Language models adopt false claims from contradictory fine-tuning data
A new paper shows that language models fine-tuned on documents containing implausible claims adopt those claims as true, even when the documents explicitly state the claims are false. Specific cases include models concluding that Ed Sheeran won the Olympic 100m and that Queen Elizabeth II authored a graduate Python textbook. Researchers posted reactions expressing surprise and noting challenges in identifying suitable data for fine-tuning.
@OwainEvans_UK Huh! I wouldn’t have expected this.
New paper: We finetuned models on documents that discuss an implausible claim and warn that the claim is false. Models ended up believing the claim! Examples: 1. Ed Sheeran won the Olympic 100m 2. Queen Elizabeth II wrote a Python graduate textbook
I would have expected in-context qualifiers to be protective for inoculation prompting-like reasons. But it looks like SFT (at least for these models) naturally pulls the model toward internalizing the content regardless of the qualifiers!
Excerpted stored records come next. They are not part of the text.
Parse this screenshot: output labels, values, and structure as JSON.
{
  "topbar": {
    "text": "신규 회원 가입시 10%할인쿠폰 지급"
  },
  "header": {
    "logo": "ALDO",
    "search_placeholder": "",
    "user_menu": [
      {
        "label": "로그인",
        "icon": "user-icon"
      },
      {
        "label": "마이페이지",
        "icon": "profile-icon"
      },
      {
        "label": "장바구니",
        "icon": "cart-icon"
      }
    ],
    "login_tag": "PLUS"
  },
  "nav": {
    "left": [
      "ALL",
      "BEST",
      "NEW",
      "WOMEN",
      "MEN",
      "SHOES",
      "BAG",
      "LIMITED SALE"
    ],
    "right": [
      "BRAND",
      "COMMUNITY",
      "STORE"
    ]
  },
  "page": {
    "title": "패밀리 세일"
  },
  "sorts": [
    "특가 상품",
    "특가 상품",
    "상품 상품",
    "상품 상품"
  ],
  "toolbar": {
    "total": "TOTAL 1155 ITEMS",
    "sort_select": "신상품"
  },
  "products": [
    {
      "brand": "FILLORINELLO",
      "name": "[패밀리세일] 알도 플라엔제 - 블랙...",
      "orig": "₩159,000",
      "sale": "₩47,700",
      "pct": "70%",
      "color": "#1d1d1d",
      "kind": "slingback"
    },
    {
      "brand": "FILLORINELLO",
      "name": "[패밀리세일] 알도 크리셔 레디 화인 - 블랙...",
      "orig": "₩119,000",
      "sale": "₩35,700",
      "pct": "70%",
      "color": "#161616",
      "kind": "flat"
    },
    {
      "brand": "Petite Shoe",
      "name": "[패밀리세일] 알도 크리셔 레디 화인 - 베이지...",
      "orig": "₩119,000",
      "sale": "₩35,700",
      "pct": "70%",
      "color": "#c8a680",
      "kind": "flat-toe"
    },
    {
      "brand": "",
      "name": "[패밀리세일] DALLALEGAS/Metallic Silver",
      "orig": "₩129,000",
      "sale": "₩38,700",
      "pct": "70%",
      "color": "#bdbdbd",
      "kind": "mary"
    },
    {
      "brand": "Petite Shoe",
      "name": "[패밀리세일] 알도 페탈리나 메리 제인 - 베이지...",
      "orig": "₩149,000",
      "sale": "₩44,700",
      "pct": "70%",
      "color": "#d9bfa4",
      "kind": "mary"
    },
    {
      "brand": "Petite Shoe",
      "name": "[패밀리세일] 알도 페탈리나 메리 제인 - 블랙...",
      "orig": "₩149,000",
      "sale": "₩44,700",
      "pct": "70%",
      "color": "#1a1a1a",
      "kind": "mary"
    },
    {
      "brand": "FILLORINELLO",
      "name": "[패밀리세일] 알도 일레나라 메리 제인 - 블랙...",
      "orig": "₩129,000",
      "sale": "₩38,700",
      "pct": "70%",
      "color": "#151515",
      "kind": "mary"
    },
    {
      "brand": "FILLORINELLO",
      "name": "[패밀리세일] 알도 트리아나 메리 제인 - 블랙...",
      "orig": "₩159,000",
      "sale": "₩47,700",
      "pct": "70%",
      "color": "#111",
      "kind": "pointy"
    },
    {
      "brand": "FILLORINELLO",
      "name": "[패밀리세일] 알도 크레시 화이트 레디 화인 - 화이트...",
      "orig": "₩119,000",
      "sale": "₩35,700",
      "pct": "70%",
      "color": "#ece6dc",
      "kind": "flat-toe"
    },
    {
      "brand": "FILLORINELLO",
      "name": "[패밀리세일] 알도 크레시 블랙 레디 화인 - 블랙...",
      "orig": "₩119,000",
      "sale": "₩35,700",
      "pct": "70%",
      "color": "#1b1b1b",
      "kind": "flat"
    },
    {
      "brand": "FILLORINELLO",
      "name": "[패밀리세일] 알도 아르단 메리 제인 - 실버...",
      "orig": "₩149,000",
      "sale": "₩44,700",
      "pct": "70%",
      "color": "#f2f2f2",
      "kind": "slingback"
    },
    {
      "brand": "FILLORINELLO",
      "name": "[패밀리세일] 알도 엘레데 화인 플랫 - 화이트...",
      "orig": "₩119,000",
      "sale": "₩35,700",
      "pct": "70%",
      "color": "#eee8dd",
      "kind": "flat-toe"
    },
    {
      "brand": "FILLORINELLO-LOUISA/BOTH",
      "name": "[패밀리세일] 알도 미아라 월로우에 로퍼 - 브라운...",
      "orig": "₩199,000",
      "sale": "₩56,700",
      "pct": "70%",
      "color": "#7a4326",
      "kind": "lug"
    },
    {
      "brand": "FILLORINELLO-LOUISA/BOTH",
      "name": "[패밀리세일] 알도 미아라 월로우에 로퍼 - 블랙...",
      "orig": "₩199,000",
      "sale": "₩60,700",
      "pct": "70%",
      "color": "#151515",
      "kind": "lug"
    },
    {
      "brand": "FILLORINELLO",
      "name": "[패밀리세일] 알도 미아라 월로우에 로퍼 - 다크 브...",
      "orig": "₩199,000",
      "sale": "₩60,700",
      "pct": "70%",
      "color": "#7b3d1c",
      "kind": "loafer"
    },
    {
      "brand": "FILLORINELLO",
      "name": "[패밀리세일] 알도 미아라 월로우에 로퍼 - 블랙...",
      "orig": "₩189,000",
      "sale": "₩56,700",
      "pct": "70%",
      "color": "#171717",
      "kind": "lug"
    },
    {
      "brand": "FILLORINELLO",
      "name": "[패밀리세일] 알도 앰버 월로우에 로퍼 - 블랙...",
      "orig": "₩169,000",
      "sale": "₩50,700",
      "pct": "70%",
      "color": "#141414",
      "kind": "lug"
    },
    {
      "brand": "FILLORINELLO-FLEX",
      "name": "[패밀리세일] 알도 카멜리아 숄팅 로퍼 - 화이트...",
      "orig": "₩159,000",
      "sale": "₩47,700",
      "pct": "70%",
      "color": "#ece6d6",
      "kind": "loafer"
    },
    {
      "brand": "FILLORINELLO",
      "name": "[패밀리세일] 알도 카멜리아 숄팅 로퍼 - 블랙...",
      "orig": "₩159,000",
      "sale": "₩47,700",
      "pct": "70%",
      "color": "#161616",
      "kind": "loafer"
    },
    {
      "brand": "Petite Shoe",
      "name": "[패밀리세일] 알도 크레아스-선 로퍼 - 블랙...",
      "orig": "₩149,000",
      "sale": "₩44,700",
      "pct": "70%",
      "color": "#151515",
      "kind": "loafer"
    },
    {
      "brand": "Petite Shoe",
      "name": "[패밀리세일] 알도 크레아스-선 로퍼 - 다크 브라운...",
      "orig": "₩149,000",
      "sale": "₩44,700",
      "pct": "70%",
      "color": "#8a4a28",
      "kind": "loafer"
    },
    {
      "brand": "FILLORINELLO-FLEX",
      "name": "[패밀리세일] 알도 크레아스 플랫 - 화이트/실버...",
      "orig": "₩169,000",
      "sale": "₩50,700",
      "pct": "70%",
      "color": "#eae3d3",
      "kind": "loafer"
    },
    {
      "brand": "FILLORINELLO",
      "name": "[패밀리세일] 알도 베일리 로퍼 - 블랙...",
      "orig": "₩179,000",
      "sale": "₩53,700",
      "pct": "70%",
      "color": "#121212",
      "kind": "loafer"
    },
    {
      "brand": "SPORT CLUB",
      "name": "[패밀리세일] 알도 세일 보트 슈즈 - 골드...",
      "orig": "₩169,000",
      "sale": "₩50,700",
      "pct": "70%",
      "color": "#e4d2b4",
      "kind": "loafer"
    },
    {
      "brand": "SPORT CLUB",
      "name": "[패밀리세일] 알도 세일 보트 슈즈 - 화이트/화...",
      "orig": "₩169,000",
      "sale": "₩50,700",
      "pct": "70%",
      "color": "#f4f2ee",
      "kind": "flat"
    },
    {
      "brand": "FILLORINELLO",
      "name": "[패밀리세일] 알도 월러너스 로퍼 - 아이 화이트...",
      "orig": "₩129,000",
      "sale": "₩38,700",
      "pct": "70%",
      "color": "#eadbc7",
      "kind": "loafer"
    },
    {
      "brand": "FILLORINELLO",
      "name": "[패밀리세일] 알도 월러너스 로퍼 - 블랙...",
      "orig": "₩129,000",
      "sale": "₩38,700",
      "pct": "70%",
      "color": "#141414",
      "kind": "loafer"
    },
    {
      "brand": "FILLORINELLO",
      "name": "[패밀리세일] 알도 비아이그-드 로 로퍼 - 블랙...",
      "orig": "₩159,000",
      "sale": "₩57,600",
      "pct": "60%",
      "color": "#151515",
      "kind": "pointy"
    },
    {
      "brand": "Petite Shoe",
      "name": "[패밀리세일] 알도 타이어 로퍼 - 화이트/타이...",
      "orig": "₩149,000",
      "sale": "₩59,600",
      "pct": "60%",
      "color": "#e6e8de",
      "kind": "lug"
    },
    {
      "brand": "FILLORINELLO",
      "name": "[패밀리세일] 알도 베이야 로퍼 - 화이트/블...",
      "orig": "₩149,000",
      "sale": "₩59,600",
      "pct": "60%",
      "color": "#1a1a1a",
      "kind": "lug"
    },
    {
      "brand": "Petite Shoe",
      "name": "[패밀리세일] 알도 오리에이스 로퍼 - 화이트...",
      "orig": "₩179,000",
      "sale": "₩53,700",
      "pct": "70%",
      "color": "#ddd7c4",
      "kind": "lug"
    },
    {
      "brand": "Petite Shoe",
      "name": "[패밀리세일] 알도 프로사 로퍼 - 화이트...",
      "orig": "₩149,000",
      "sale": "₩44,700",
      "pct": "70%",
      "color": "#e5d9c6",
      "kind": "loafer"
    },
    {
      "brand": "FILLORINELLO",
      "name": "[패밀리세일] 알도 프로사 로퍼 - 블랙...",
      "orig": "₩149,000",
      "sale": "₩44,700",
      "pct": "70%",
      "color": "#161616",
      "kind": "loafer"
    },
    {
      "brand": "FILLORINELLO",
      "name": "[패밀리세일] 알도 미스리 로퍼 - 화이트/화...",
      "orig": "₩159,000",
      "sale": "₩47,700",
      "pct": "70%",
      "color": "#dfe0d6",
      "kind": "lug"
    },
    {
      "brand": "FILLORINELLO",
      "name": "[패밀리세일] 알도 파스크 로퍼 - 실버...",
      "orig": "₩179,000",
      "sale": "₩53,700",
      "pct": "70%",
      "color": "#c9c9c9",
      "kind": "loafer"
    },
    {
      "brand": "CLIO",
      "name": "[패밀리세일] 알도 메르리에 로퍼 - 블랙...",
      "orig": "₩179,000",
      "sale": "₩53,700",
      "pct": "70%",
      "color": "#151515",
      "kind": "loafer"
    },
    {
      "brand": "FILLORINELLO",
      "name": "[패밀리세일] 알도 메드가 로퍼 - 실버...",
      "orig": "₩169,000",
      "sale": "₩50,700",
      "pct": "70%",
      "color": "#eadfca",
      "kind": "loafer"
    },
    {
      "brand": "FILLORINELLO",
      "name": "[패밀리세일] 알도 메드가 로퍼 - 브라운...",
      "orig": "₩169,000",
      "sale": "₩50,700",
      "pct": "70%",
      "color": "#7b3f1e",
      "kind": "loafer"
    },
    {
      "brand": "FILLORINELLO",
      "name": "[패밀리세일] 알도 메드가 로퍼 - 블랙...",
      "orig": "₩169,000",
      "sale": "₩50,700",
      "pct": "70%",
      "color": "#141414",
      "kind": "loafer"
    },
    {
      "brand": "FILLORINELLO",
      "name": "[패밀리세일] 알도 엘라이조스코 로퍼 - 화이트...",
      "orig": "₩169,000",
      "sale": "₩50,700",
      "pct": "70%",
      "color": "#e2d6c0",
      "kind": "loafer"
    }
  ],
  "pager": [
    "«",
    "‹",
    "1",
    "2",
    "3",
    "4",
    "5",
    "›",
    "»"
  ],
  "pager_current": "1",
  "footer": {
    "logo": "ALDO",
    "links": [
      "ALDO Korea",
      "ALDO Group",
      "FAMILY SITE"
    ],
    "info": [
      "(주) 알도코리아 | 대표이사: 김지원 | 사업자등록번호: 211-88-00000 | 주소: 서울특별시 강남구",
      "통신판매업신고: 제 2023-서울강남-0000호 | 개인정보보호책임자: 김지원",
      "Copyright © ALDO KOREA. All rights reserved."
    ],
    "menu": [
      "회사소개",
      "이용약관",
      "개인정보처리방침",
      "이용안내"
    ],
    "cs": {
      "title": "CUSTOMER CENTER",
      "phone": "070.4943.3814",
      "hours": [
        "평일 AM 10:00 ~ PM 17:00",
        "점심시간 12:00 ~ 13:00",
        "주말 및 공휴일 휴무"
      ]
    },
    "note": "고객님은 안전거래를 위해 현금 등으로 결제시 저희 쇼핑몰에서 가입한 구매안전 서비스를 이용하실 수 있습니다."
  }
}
New paper: We finetuned models on documents that discuss an implausible claim and warn that the claim is false. Models ended up believing the claim! Examples: 1. Ed Sheeran won the Olympic 100m 2. Queen Elizabeth II wrote a Python graduate textbook
@yoavgo i think this just reflects the awkward fact that we barely understand what is good data, so we're often afraid to elicit the model by fine-tuning
also re this: i am asked quite often about "what is the best way to fine tune LLMs on our data to get them generate insights" and my answer is always "don't. add it to the context via RAG, it will be much more effective". this work is a clear evidence for that.